Every now and then we see something that reminds us we’re truly living in the future, and an astounding scientific finding just proved that the world of tomorrow is finally here: Researchers have discovered a kind of tart that can go in the toaster.
Whoa. It might sound like the stuff of Star Trek or Blade Runner, but as of today, it’s reality.
Earlier this morning, a team of MIT scientists made the groundbreaking announcement that they have identified a form of tart capable of being placed directly into the toaster, finally bringing about a civilizational leap that speculative fiction writers have dreamed of for decades. Though the researchers were quick to mention that there’s still a lot they don’t understand about these incredible pastries, they were able to perform a brief demonstration for stunned reporters in which one of the tarts was placed into a toaster and emerged several minutes later as a flaky-yet-gooey breakfast treat. Even better, the scientists explained that the apparent abundance of these tarts means this technology will be accessible to all of humanity instead of just a select few mega-billionaires as some sci-fi authors had previously conjectured.
It’s hard to convey just how straight out of a Robert Heinlein or Octavia Butler story these tarts really are. A layer of space-age metallic foil keeps them in quasi-suspended animation until the exact moment of their toasting, suggesting that these tarts have conquered not only the toaster, but the very ravages of time itself—indeed, the sell-by dates on the boxes scientists first discovered the tarts in go as far out as 2023. The miraculous tarts also possess a sleek, futuristic form factor that somehow allows them to suspend jammy, flavor-packed fillings in stable equilibrium within a buttery yet somehow sturdy pastry carapace that never goes soggy, upending the laws of thermodynamics and the formerly inviolable concept of entropy to create a physics-defying paradox of textures in every bite. Perhaps most astoundingly, researchers have already identified over 30 molecularly unique configurations of the tarts—including one that’s distinctly evocative of brown sugar and cinnamon, as well as one that mimics the gastronomic experience of eating a s’more with eerie accuracy—meaning that these sophisticated little frosted cartridges can seamlessly imitate and replicate the entire known spectrum of fruitastic, chocolicious flavors like a magnificent prism refracting the sum of humanity’s achievements in dessert-making.

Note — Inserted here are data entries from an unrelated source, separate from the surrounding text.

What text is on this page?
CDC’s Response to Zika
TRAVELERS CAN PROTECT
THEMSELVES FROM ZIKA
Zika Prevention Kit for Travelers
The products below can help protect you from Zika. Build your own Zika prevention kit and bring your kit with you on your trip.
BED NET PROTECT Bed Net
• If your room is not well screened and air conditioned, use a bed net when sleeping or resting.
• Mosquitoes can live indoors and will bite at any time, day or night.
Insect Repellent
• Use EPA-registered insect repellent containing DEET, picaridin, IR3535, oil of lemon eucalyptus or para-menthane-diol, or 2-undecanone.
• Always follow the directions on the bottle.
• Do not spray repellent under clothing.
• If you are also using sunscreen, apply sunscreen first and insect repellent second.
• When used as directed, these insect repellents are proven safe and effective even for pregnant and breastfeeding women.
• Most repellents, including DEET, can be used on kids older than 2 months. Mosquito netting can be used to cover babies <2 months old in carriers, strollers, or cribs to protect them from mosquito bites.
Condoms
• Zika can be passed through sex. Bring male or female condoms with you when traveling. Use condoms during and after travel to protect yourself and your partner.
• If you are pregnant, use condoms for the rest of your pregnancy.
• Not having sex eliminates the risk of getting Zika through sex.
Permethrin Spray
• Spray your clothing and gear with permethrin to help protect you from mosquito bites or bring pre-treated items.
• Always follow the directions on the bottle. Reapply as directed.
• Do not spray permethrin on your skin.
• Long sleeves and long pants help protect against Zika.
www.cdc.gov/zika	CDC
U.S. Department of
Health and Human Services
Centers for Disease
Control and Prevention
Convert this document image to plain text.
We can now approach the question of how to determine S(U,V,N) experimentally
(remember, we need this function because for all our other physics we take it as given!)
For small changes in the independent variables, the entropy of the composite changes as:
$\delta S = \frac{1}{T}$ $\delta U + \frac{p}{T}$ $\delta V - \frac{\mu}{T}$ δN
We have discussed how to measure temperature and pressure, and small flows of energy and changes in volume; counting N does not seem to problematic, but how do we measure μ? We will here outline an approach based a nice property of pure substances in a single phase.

“As soon as we saw the words ‘Heating’ and ‘For Toaster’ on those boxes, we knew we had made the discovery of a lifetime,” said Dr. Sarah Takemura, the lead researcher ushering humanity into a brilliant new era of breakfast technology. “As someone who grew up with her nose buried in the works of Asimov and Le Guin, I can tell you it meant a lot to finally fulfill their visions of a future in which the tart-lover is freed from the yoke of traditional pastry-making’s messy baking sheets, back-breaking hours of prep time, and unwieldy, dangerous ovens to be delivered unto an earthly paradise of toaster-ready delights. It really feels like jumping from the Middle Ages straight to The Jetsons. And while it’s too early to say for sure, we’re seeing preliminary indications that these tarts may also be able to go in the microwave and, if you weren’t feeling enough future shock already, perhaps even the freezer for a chilled dessert treat.”
Absolutely mind-blowing.
From the wheel to the electric light to the computer, humanity has finally arrived at the tart that can go in the toaster. Major props to these researchers for proving that our favorite works of science fiction may not be so fictional after all!